Don’t try so hard.  That’s my piece of unconventional wisdom (if it even turns out to be that) for this week.

We’re all aware of several places in the Gospels where Jesus, either by example or by parable, endorses active, persistent prayer.  We are advised to seek God, to knock on the door until it opens.  This week, though, I want to focus on the many instances throughout the Bible where God, not Man, was doing the seeking and the finding, and to suggest that rather than beating ourselves up trying to find God, we instead just try to put ourselves in a place where God can find us.

God found Adam.  He found Abraham and Moses.  He found the prophets Jonah, Isaiah and Amos.  Later on, he found Andrew and Peter, James and John, and finally he found Saul of Tarsus.  All of them, presumably, had other plans for their lives when God found them, and some of them positively did not want to be found: Adam, conscious of his sin, hid from God, and Jonah and Saul were heading in exactly the opposite direction.

There are ample scriptural examples where God tells us that he is looking for us:

“The Son of Man came to seek and to save the lost.”  (Luke 19:10)

“You did not choose me, but I chose you. . . .”  (John 15:16)
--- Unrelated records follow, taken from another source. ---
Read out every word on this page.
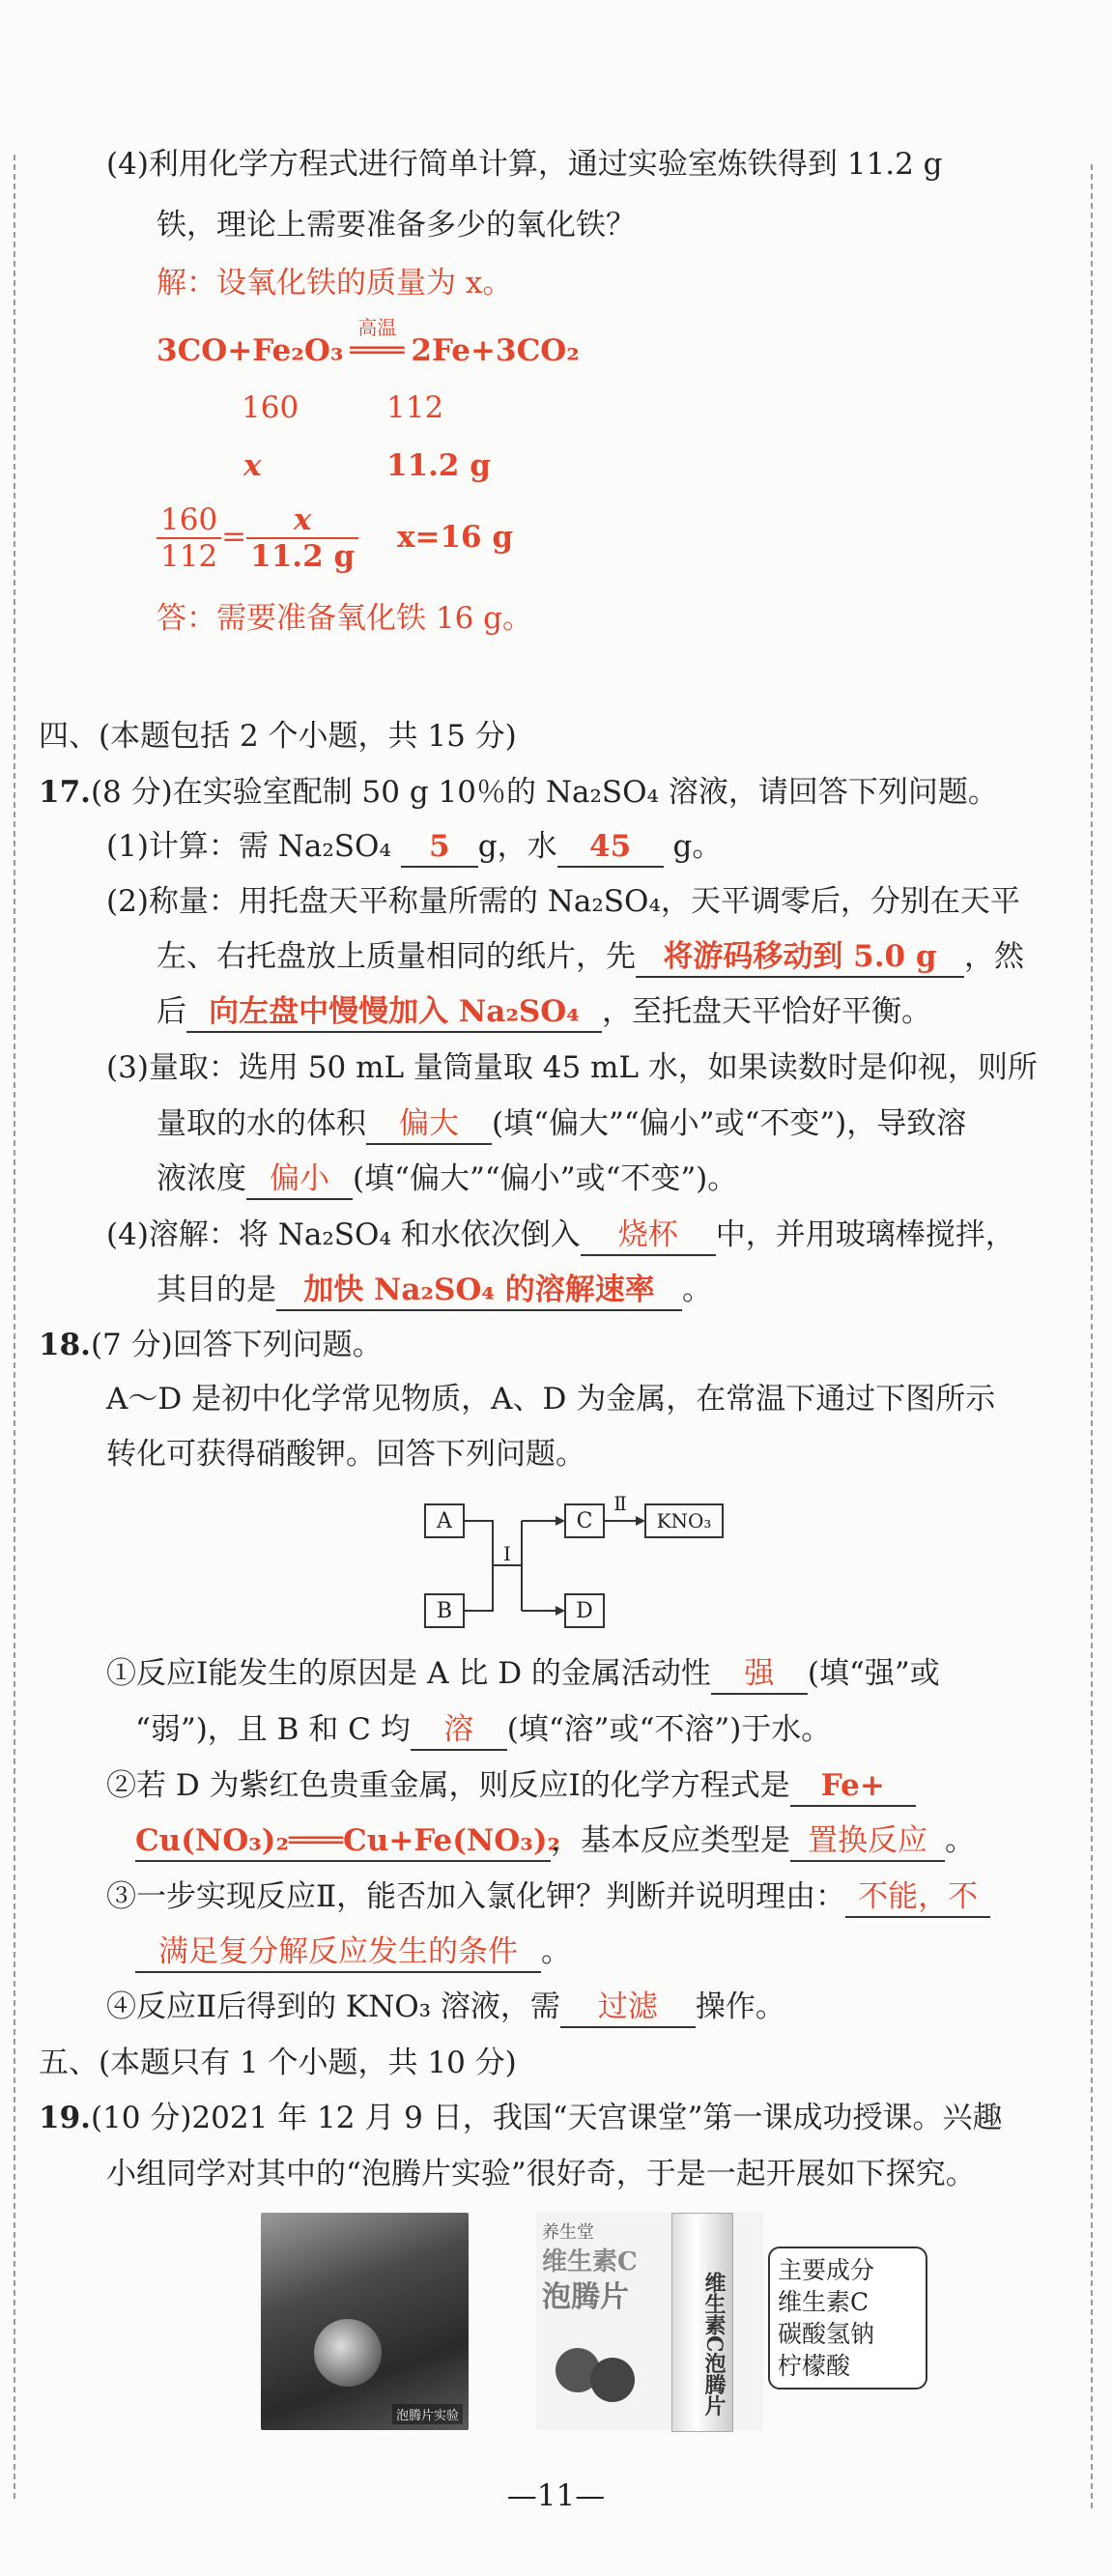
(4)利用化学方程式进行简单计算，通过实验室炼铁得到 11.2 g
铁，理论上需要准备多少的氧化铁？
解：设氧化铁的质量为 x。
3CO+Fe₂O₃
高温
═══ 2Fe+3CO₂
160	112
x	11.2 g
$\frac{160}{112} = \frac{x}{11.2 g} x=16$ g
答：需要准备氧化铁 16 g。
四、(本题包括 2 个小题，共 15 分)
17.(8 分)在实验室配制 50 g 10％的 Na₂SO₄ 溶液，请回答下列问题。
(1)计算：需 Na₂SO₄ 5 g，水 45 g。
(2)称量：用托盘天平称量所需的 Na₂SO₄，天平调零后，分别在天平
左、右托盘放上质量相同的纸片，先 将游码移动到 5.0 g ，然
后 向左盘中慢慢加入 Na₂SO₄ ，至托盘天平恰好平衡。
(3)量取：选用 50 mL 量筒量取 45 mL 水，如果读数时是仰视，则所
量取的水的体积 偏大 (填“偏大”“偏小”或“不变”)，导致溶
液浓度 偏小 (填“偏大”“偏小”或“不变”)。
(4)溶解：将 Na₂SO₄ 和水依次倒入 烧杯 中，并用玻璃棒搅拌，
其目的是 加快 Na₂SO₄ 的溶解速率 。
18.(7 分)回答下列问题。
A～D 是初中化学常见物质，A、D 为金属，在常温下通过下图所示
转化可获得硝酸钾。回答下列问题。
A
B
Ⅰ
C
D
Ⅱ
KNO₃
①反应Ⅰ能发生的原因是 A 比 D 的金属活动性 强 (填“强”或
“弱”)，且 B 和 C 均 溶 (填“溶”或“不溶”)于水。
②若 D 为紫红色贵重金属，则反应Ⅰ的化学方程式是 Fe+
Cu(NO₃)₂═══Cu+Fe(NO₃)₂，基本反应类型是 置换反应 。
③一步实现反应Ⅱ，能否加入氯化钾？判断并说明理由： 不能，不
满足复分解反应发生的条件 。
④反应Ⅱ后得到的 KNO₃ 溶液，需 过滤 操作。
五、(本题只有 1 个小题，共 10 分)
19.(10 分)2021 年 12 月 9 日，我国“天宫课堂”第一课成功授课。兴趣
小组同学对其中的“泡腾片实验”很好奇，于是一起开展如下探究。
泡腾片实验
养生堂
维生素C
泡腾片	维生素C泡腾片
主要成分
维生素C
碳酸氢钠
柠檬酸
—11—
“Behold, I stand at the door and knock; if any one hears my voice and opens the door, I will come in to him and eat with him, and he with me.”  (Revelation 3:20—all quotes RSV)
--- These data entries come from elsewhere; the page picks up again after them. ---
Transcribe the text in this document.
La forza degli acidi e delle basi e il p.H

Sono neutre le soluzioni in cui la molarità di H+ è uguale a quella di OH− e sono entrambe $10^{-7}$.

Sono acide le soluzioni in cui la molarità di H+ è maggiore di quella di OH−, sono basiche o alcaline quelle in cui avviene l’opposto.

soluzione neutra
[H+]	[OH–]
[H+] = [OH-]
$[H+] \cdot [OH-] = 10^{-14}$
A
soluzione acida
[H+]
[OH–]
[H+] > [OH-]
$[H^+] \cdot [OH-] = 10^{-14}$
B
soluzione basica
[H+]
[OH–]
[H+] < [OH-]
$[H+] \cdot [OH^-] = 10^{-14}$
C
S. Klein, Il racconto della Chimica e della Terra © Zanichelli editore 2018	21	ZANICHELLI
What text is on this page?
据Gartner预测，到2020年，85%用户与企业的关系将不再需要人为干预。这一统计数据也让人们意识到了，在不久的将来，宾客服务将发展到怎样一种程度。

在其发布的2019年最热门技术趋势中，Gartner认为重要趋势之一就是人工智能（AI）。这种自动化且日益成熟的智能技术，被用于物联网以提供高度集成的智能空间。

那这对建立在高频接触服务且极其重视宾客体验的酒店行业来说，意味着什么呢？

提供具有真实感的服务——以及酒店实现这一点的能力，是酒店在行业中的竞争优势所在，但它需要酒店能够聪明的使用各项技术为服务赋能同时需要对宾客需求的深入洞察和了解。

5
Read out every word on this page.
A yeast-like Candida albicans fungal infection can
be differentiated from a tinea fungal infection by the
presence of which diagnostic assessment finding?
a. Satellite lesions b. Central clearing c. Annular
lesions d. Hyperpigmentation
As we consider this subject, we might take a page from the Reverend Billy Graham, whose funeral is this week.  I was never a fan, but his crusades, as he called them, were impressive to anyone.  At the conclusion of his sermon, the choir would begin singing,

Just as I am—without one plea,

But that Thy blood was shed for me,

And that Thou bidst me come to Thee,

O Lamb of God, I come, I come.

Hundreds of people would begin walking down the aisles to the front of the auditorium where they would find God.  Or perhaps God had already found them.  The important thing is that they were offering themselves to God “just as I am,” with no reservations or preconditions.  Surely that is the condition God wants to find us in during this Lent, and perhaps if we stop trying so hard to find him and just put ourselves into a place where he can find us, he will.